Oh, I can hear the sigh from my viewers now saying "another salad". But as I believe I have mentioned before that salad can be made from just about anything. That's because the actual definition of salad is:
A dish consisting of small pieces of food, which may be mixed with a sauce or dressing. They are typically served cold. Salads can incorporate a variety of foods including vegetables, fruits, cheese, cooked meat, eggs and grains.
Now that is a versatile beauty!! Which is why I love SALAD, and why I make salad out of anything. And why I will continue to post interesting combinations to create salads, hopefully inspiring you to combine small bits, dress them up and give them a name followed by 'salad'.
Now this may sound super corny, but during the summer months I wake up on Saturdays a bit giddy. This is wholly due to the fact that our town hosts a farmer's market. I get my large wicker basket that I bought in Spain, many moons ago and off I got in search of something interesting. I suppose the idea of shopping for what's fresh reminds me of those days I lived in Spain when we used to shop on a daily basis. It was the genesis of my love and preference for buying from local markets rather than going to a supermarket. Wherever we go, we try to visit the local market just to get a feel for the food, culture and beauty. The markets in Europe are a bit different as
they literally have everything from meat to fish to veggies and nuts. Yet whether in a foreign country or right here in the US, if there's a farmer's market, I make a bee line. Call me old fashioned, it's ok. I already know it.
Here's a little sampling of various markets.

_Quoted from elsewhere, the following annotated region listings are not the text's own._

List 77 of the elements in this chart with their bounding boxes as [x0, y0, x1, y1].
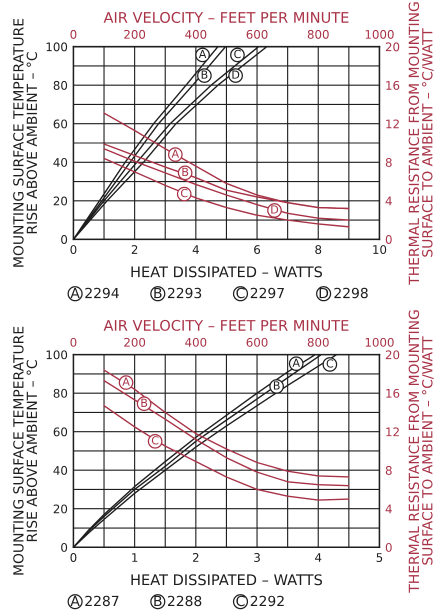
x-tick-label: 800 — [308, 30, 329, 39]
x-tick-label: 400 — [185, 30, 206, 39]
y-tick-label: 80 — [54, 388, 68, 398]
annotation: B — [274, 381, 280, 390]
y-tick-label: 0 — [61, 235, 68, 244]
x-tick-label: 2 — [132, 245, 138, 254]
y-tick-label: 60 — [54, 427, 68, 436]
y-tick-label: 16 — [386, 80, 400, 90]
x-tick-label: 6 — [254, 245, 260, 254]
text: A 2287 — [70, 596, 118, 606]
annotation: B — [202, 70, 208, 79]
x-tick-label: 4 — [315, 553, 322, 562]
x-tick-label: 3 — [254, 553, 260, 562]
annotation: A — [292, 358, 300, 367]
y-axis-title: MOUNTING SURFACE TEMPERATURE RISE ABOVE AMBIENT – °C — [13, 326, 38, 575]
y-tick-label: 40 — [53, 466, 68, 475]
x-tick-label: 5 — [376, 553, 382, 562]
y-tick-label: 20 — [386, 350, 400, 360]
x-tick-label: 0 — [70, 30, 76, 39]
y-axis-title: THERMAL RESISTANCE FROM MOUNTING SURFACE TO AMBIENT – °C/WATT — [408, 2, 434, 285]
text: B 2288 — [154, 596, 202, 606]
x-tick-label: 800 — [308, 338, 329, 347]
x-axis-title: HEAT DISSIPATED – WATTS — [131, 574, 322, 586]
text: C 2292 — [236, 596, 284, 606]
y-tick-label: 4 — [386, 196, 392, 206]
y-tick-label: 20 — [54, 504, 68, 514]
y-tick-label: 8 — [386, 466, 392, 475]
x-axis-title: AIR VELOCITY – FEET PER MINUTE — [104, 12, 348, 23]
x-axis-title: AIR VELOCITY – FEET PER MINUTE — [104, 320, 348, 331]
annotation: C — [234, 50, 241, 58]
x-tick-label: 0 — [70, 553, 76, 562]
y-tick-label: 12 — [386, 119, 399, 128]
annotation: A — [198, 50, 206, 58]
x-tick-label: 4 — [192, 245, 199, 254]
x-tick-label: 200 — [124, 338, 146, 347]
y-tick-label: 0 — [386, 542, 392, 552]
x-tick-label: 2 — [192, 553, 198, 562]
y-tick-label: 60 — [54, 119, 68, 128]
annotation: A — [122, 378, 130, 386]
annotation: A — [172, 150, 180, 158]
x-tick-label: 600 — [246, 30, 268, 39]
y-tick-label: 0 — [386, 235, 392, 244]
x-tick-label: 10 — [373, 245, 386, 254]
y-tick-label: 20 — [386, 42, 400, 52]
x-tick-label: 1000 — [366, 338, 394, 347]
annotation: D — [232, 70, 240, 79]
x-axis-title: HEAT DISSIPATED – WATTS — [131, 266, 322, 278]
text: D 2298 — [320, 288, 368, 298]
text: C 2297 — [236, 288, 284, 298]
text: A 2294 — [70, 288, 119, 298]
annotation: B — [141, 398, 148, 407]
x-tick-label: 1 — [132, 553, 138, 562]
y-tick-label: 100 — [46, 42, 68, 52]
y-tick-label: 80 — [54, 80, 68, 90]
x-tick-label: 0 — [70, 245, 76, 254]
x-tick-label: 200 — [124, 30, 146, 39]
y-axis-title: THERMAL RESISTANCE FROM MOUNTING SURFACE TO AMBIENT – °C/WATT — [408, 310, 434, 593]
y-axis-title: MOUNTING SURFACE TEMPERATURE RISE ABOVE AMBIENT – °C — [13, 18, 38, 267]
annotation: C — [152, 436, 158, 445]
y-tick-label: 12 — [386, 427, 399, 436]
x-tick-label: 0 — [70, 338, 76, 347]
y-tick-label: 8 — [386, 158, 392, 167]
y-tick-label: 20 — [54, 196, 68, 206]
annotation: C — [180, 188, 188, 198]
y-tick-label: 4 — [386, 504, 392, 514]
y-tick-label: 100 — [46, 350, 68, 360]
text: B 2293 — [154, 288, 202, 298]
annotation: D — [271, 205, 278, 214]
x-tick-label: 8 — [315, 245, 322, 254]
y-tick-label: 16 — [386, 388, 400, 398]
y-tick-label: 0 — [61, 542, 68, 552]
x-tick-label: 600 — [246, 338, 268, 347]
annotation: C — [326, 359, 334, 368]
annotation: B — [182, 168, 188, 176]
x-tick-label: 400 — [185, 338, 206, 347]
x-tick-label: 1000 — [366, 30, 394, 39]
y-tick-label: 40 — [53, 158, 68, 167]
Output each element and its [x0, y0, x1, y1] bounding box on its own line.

So with that back story, and back from my trip down memory lane, the motivation for this one stemmed from spotting fresh corn at the farmer's market, and with it being in season I knew it needed to be the star. I picked up a few other supporting characters and home I went.
Makes approx. 8 cups
6 fresh corn on the cob
3 medium white potatoes
1 English or 4 Persian cucumbers
1/4 c fennel, sliced
3 celery stalks, sliced
5 scallions, thinly sliced
1/2 small red onion, minced
1 (28 oz) can chick peas, drained
1 lemon, juiced
1 lime, juiced
zest of 1 lemon
1/3 c olive oil
red pepper flakes, pinch
4-5 tbsp fresh mint, julienned
Cut the potatoes into bite size cubes (as shown above) and cook them in salted boiling water until fork tender. Drain and set aside. Lightly oil 3 of the corn cobs and grill them on all sides.
In a large bowl, squeeze the juices of the lemon and limes plus the zest. Add salt, pepper and pinch of red pepper flakes and the mint. Drizzle in the olive oil and whisk together. (If you think there might be too much dressing, pour some into a jar to reserve and add as needed.) Add the potatoes and chick peas to the bowl.
This allows them to absorb the dressing and get yummy while you are prepping the other ingredients.
Meanwhile, cut the kernels off the remaining 3 cobs. Slice the scallions, celery, fennel and cut the cucumber into chunks. Mince the red onion and toss all these in a bowl.
Once the cobs are grilled, still warm but cool enough to handle, cut the kernels off of those and add to the salad.
Stir it all up and see if you need to add more dressing or adjust salt, pepper to taste.
Of course, this salad is at it's best when corn is in season. Right NOW. So hurry to your farmer's market to pick up some corn and serve up it 2 ways in 1 salad: Fresh & Roasted. Plus the farmer's market is a wonderful place to be inspired by all the gorgeous produce waiting to be made into something from your imagination. As with many of my salads, they pair nicely with grilled meats, chicken or fish. I brought this salad to party and it fit in right along an array of BBQ hamburgers, hot dogs and wings. Plus, I was thrilled when several guests asked for the recipe.
My answer; it will be my next blog post. Voilá, as promised.
(Note: if you don't feel like grilling the corn, then don't. This recipe is just as delicious if you use all the corn fresh off the cob. Remember my recipes are just guides. Add, subtract, mix and match as you see fit. That is the beauty of the something from nothing cooking. You use what you have, in the amounts that you have and harmonize all the other ingredients to your liking.)